The sand is the prison: literally and symbolically, and not just for the man. We too are in this burning sand pit. We too must spend a lifetime fighting against something, dreaming of elsewhere and getting nowhere, not even leaving footprints in the sand. Shovelling never-ending deposits of sand around, or Excel cells and pixels. Just as we liberated ourselves from factories and hard labour, only to start going to gyms to work our bodies in the same way, the beach in The Woman in the Dunes is not an escape from the strains of work but a condensation of its hardships.

The beach is the eternal, what flesh is fated to fight against. It is the psyches that confine us, the ghosts that come back to haunt. It has been a place to question notions of existence and the trace fossils we leave behind ever since the first impossible footprint in the modern novel. When Crusoe, in Daniel Defoe’s 1719 Robinson Crusoe, finds “the Print of a Man’s naked Foot on the shore, which was very plain to be seen in the Sand”, he is scared and spooked by apparitions of human presence everywhere, “mistaking every bush and tree, and fancying every stump at a distance to be a man”. Is it his own print? His shadows? How can there be only one print of a foot, isolated in the middle of an otherwise pristine beach?

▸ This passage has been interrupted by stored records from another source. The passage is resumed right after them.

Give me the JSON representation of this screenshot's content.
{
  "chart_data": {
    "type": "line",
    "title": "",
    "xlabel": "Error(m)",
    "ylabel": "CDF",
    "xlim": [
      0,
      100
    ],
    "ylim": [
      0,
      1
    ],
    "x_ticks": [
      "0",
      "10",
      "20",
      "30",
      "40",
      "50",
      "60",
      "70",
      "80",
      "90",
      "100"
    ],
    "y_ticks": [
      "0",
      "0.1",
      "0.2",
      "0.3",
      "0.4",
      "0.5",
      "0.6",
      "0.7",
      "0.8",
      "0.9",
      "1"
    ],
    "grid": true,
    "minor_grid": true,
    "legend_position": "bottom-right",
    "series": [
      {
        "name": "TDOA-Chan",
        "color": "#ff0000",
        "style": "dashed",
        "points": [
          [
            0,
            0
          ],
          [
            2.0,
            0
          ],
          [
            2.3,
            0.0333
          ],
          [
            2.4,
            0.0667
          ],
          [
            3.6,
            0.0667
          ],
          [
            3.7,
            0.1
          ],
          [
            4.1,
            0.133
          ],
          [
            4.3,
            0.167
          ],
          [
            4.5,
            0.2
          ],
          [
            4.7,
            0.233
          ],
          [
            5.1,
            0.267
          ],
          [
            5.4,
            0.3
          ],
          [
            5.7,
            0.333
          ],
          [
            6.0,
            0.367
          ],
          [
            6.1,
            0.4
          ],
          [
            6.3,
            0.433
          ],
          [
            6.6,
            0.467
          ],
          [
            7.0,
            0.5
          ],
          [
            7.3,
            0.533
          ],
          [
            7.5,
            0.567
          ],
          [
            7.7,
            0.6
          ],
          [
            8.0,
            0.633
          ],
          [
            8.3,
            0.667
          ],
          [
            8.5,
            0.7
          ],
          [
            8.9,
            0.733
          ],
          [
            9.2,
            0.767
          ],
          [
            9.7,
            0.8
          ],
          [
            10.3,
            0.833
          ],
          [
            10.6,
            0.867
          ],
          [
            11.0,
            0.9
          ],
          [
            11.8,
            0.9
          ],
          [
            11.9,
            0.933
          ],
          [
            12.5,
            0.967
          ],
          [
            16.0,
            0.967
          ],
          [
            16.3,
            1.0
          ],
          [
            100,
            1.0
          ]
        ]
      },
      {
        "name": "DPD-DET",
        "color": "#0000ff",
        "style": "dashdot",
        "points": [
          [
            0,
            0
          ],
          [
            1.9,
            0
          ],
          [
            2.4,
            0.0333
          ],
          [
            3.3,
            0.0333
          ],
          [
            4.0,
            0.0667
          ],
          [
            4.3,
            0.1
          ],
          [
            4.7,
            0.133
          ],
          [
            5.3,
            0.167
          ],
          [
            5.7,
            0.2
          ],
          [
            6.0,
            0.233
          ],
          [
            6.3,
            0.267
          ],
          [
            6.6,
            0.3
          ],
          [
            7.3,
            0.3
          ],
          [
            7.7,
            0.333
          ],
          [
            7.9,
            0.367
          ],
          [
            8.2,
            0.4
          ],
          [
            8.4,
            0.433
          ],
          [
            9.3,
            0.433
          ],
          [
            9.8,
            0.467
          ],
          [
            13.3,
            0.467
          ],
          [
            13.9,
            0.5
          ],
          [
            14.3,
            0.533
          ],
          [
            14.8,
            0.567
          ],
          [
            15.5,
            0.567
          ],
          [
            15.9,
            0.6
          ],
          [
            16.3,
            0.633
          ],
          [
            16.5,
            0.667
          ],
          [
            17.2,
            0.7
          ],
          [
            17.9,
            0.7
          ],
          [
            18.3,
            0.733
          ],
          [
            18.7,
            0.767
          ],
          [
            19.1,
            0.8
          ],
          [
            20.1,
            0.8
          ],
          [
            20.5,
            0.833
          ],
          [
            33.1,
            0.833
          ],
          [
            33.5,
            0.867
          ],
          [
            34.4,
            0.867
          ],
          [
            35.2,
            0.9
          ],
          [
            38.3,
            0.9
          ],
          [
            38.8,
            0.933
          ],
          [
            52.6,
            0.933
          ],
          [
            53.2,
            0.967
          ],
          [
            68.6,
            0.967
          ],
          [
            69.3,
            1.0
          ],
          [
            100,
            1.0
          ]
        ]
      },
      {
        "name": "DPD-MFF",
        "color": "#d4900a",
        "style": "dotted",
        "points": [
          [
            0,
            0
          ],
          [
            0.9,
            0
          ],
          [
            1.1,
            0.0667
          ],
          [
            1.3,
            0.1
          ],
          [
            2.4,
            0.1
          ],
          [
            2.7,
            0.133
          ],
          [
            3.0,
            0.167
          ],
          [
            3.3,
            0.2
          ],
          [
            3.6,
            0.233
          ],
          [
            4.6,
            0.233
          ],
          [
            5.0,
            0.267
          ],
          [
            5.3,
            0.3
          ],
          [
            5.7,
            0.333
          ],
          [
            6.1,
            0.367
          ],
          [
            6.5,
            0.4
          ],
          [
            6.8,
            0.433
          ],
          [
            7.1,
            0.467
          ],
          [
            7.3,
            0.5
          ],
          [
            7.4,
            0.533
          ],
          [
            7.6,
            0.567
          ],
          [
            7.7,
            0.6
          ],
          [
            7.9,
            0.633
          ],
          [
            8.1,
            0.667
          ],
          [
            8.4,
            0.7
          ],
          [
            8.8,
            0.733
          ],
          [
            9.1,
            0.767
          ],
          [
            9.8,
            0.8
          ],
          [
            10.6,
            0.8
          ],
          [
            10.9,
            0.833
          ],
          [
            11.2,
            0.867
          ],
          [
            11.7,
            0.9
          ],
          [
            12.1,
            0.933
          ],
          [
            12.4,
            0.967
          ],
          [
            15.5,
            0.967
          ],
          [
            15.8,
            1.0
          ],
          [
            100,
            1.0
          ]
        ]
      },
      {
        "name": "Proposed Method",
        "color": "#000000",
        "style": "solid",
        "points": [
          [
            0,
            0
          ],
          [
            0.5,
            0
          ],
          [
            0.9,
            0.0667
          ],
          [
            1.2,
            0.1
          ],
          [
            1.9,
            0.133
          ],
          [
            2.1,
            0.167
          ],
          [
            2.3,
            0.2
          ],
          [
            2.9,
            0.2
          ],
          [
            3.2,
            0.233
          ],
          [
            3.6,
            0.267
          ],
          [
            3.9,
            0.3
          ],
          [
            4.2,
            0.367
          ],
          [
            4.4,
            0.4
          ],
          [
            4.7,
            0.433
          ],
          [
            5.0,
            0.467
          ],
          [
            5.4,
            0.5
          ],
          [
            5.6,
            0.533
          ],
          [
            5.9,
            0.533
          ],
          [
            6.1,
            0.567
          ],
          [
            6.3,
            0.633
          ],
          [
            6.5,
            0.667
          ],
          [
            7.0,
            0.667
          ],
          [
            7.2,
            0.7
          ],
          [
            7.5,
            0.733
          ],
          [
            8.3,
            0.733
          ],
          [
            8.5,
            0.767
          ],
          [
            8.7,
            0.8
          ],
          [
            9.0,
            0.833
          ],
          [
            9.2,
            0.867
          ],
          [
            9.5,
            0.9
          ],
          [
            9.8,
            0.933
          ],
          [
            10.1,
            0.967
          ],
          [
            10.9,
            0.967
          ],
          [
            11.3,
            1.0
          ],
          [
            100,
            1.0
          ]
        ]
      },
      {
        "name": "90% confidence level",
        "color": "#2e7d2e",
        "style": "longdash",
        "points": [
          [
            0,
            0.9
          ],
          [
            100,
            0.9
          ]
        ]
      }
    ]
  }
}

The students in France’s 1968 demonstrations may well have found sand under the cobble stones they dislodged to throw at riot police, but maybe, as a symbol, it’s just representative of another layer of struggle. The beach is a simpler place, purified of the physical strictures that ensnare everyday life, and without these normal distractions it’s a condition that initiates a troubling confrontation with other, even more byzantine, inner subliminal worlds. We may have misunderstood the beach all along. Rather than feeling better there, perhaps we just feel different.